Message du Jeûne Fédéral 95

image

Vous tous qui êtes ici présents ou à l'écoute de la radio, que vous soyez bien portants ou, hélas malades, je vous salue très particulièrement et fraternellement. Par le seul fait que vous êtes rassemblés dans cette belle église, ou à l'écoute sur les ondes, voici que nous sommes déjà entrés dans une communion fraternelle. Communion dans l'écoute de la parole de Dieu, communion dans la louange du Seigneur, communion dans la prière. Je ressens que, mystérieusement mais profondément, nous nous rejoignons presque à pouvoir nous donner la main.

En ce qui me concerne, j'avoue être ému d'être invité à prendre la parole, en ce dimanche de la Fête fédérale d'action de Grâce dans votre église, précisément le jour où, par cet échange de prédicateur, nous témoignons de la confiance que nous nous faisons les uns aux autres, dans l'oecuménisme.

J'ai été touché, comme vous sans doute, de remarquer que, dans le message du Conseil d'Etat de notre canton, soulignant le droit à la différence, la réflexion qui nous y est proposée peut très bien s'entendre aussi dans la dimension oecuménique.

Comme je le remarquais dimanche passé, à l'installation, dans cette paroisse du Pasteur Kraege, l'oecuménisme n'a pas été ma préoccupation première dans ma jeunesse, bien au contraire, je l'avouais déjà, j'ai vécu assez longtemps dans une sorte de crainte des protestants. Mais voilà que tout ce qu'il m'a été donné de vivre, de partager, dans mon ministère de prêtre, tout cela m'a conduit à une profonde évolution. En effet, dans toutes les rencontres avec les pasteurs ou les fidèles protestants, que ce soit à Vevey, Blonay et St Légier ou ici même plus tard, j'ai été impressionné de la qualité d'accueil et de respect qui m'était accordée. Tout cela a provoqué en moi ce que j'ose appeler une conversion. Il s'est trouvé entre autres, que j'ai été invité à assurer la prédication, dans un culte ordinaire du dimanche, à l'église de la Chiésaz. Mon prédécesseur, l'Abbé Ambroise Binz, avait déjà participé à des célébrations de mariage ou de baptême d'enfants de foyers mixtes dans cette même église, mais pour un culte ordinaire, je réalisais que j'étais le tout premier, depuis la Réforme. Comprenez alors que je continue à ressentir, aujourd'hui, encore, une semblable émotion.

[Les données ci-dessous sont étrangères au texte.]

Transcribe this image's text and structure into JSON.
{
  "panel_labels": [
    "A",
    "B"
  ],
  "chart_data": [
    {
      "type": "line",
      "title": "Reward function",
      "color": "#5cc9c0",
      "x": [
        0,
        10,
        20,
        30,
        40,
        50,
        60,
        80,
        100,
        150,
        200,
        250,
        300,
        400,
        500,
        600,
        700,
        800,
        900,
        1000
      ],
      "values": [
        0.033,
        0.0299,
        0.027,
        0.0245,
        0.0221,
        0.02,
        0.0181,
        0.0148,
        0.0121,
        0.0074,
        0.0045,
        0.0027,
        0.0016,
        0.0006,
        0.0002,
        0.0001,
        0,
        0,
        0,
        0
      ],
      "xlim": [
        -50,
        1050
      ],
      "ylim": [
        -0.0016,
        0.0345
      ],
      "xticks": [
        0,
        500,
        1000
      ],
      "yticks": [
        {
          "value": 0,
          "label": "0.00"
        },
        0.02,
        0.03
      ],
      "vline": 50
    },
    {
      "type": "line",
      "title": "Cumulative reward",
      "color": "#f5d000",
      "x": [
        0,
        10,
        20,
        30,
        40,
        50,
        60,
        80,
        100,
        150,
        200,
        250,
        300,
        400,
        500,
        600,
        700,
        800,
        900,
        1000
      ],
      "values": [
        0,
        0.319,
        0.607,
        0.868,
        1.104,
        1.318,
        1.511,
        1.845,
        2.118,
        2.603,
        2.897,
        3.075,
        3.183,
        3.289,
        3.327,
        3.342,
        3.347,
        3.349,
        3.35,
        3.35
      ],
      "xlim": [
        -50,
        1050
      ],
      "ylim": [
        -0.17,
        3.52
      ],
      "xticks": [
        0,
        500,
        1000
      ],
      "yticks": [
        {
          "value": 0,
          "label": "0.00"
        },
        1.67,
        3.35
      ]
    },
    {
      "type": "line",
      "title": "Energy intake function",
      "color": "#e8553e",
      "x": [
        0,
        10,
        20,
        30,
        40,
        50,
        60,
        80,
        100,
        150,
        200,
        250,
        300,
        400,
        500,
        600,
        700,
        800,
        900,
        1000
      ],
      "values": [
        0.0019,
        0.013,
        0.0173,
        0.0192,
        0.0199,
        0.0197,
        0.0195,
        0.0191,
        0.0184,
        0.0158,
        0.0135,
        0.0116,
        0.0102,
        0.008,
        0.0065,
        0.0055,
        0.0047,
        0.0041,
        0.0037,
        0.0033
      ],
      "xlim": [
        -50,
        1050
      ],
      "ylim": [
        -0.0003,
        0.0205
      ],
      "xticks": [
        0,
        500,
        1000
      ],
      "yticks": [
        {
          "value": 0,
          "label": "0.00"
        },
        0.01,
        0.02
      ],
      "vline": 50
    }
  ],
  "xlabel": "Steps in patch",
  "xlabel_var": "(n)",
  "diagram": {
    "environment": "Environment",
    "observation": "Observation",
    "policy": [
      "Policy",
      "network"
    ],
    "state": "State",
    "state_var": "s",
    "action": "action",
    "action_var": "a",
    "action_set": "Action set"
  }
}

Pour aujourd'hui, ce qui me touche aussi, c'est que le passage d'évangile qui nous est proposé est celui de St Luc, au chapitre 15, les versets 1 à 32. Comme ce passage est particulièrement long, il a été partagé. Tout à l'heure, ce cher Confrère, le Pasteur Pierre-André Pouly nous a fait part de sa profonde méditation sur la première partie et il m'échoit de m'arrêter sur la deuxième partie. C'est vraiment comme une invitation à méditer, les uns et les autres, dans nos églises, sur la bonté infinie de Dieu pour tout homme.

En ce qui me concerne, je pense que cet évangile du fils prodigue devrait bien plus justement s'intituler : l'évangile du Père prodigue d'amour. Un commentaire du Père Henri Caro a retenu mon attention. "La famille peut être nombreuse, pour les parents, chaque enfant est unique et précieux comme tel. Si l'un des enfants est parti au loin, pour le travail, les études ou bien, comme on dit, pour faire sa vie... il manque quelqu'un à la maison. Les autres peuvent redoubler de gentillesse., l'absent ne se remplace pas."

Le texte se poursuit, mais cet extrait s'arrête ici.